Impact on veterinary sector

Dr Aslam Dasoo, a medical expert, on Wednesday said the decision by SAHPRA could have immense consequences not just on doctors who prescribed Ivermectin, but also on the contribution to the illegal trade of the drug.

“The veterinary sector has been denuded of stock and farmers, who have large amounts of stock, have been known to sell to people wanting to buy,” Dasoo told Jacaranda FM.

“It’s the rainy season right now [and] cattle farmers around the country have to deworm their cattle. They now don’t have sufficient stock to do that. So, either the cattle have to be put down or it might enter the food chain and then where are we?” he asked.

Last week, five suspects were arrested at OR Tambo International Airport in separate incidents after they were found with R6 million worth of unregistered tablets, suspected to be Ivermectin.

The suspects face charges relating to the contravention of the Medicines and Related Substances Act 101 of 1965, including being in possession of unregistered medicines without authorisation and importing medicines without a licence from SAHPRA.
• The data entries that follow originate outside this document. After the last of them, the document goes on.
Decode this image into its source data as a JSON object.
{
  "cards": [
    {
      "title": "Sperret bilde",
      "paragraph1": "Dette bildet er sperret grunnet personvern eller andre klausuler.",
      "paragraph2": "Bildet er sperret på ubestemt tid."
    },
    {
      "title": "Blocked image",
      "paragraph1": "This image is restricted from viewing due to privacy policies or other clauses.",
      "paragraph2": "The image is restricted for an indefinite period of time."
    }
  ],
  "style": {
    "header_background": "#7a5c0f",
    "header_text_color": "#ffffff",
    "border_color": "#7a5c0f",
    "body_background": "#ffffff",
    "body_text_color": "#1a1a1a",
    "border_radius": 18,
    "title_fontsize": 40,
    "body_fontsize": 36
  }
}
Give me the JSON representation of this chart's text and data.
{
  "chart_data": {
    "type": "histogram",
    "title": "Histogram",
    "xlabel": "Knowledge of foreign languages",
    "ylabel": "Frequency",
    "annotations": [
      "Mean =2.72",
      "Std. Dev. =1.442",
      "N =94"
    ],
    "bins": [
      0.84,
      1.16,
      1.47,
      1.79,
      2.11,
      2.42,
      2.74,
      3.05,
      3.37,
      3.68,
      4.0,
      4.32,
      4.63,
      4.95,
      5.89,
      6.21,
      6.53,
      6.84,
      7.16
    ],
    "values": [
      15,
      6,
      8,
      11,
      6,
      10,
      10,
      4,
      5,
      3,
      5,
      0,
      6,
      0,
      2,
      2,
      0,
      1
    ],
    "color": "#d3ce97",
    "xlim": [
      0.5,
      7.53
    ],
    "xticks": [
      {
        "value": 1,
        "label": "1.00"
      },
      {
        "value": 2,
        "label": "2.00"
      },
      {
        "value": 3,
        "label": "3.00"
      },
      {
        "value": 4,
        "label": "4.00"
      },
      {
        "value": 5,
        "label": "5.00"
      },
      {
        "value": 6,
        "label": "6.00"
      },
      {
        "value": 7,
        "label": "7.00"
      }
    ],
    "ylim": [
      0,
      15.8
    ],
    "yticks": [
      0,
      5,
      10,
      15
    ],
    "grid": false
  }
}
ALSO READ: University of Free State prepares for clinical trial of Ivermectin

They appeared before the Kempton Magistrate’s Court on Monday and their case was postponed to Wednesday and Thursday.

Dasoo said the illegal-market trade of Ivermectin was a real problem, and law enforcement would have to deal with this.

“It’s a law enforcement problem not a health science issue or a SAHPRA issue,” he said.

Health department frowns on Ivermectin

Meanwhile, the Department of Health last Friday discouraged the use of Ivermectin for the treatment of Covid-19 until the study on its efficacy and safety was concluded.

The department said that the National Essential Medicines List Committee (NEMLC) Covid-19 sub-committee had carefully considered all available evidence on the treatment or prevention of the virus with Ivermectin.

“Currently, there is insufficient evidence to recommend Ivermectin for the treatment or prevention of Covid-19. Some studies have suggested that Ivermectin may be of benefit of management of Covid-19, however, the evidence that is currently available is preliminary and of low quality,” said the department’s spokesperson Popo Maja.

Maja said several studies were underway exploring efficacy and safety of Ivermectin in the management of Covid-19.

“The outcomes of these studies will provide the department with more scientific data to make informed decisions on the usage of Ivermectin to manage the pandemic.

“As new data becomes available, the sub-committee will continuously review and amend the recommendations accordingly. In the meantime, we discourage the use of Ivermectin outside of well-conducted randomised controlled trials,” he said.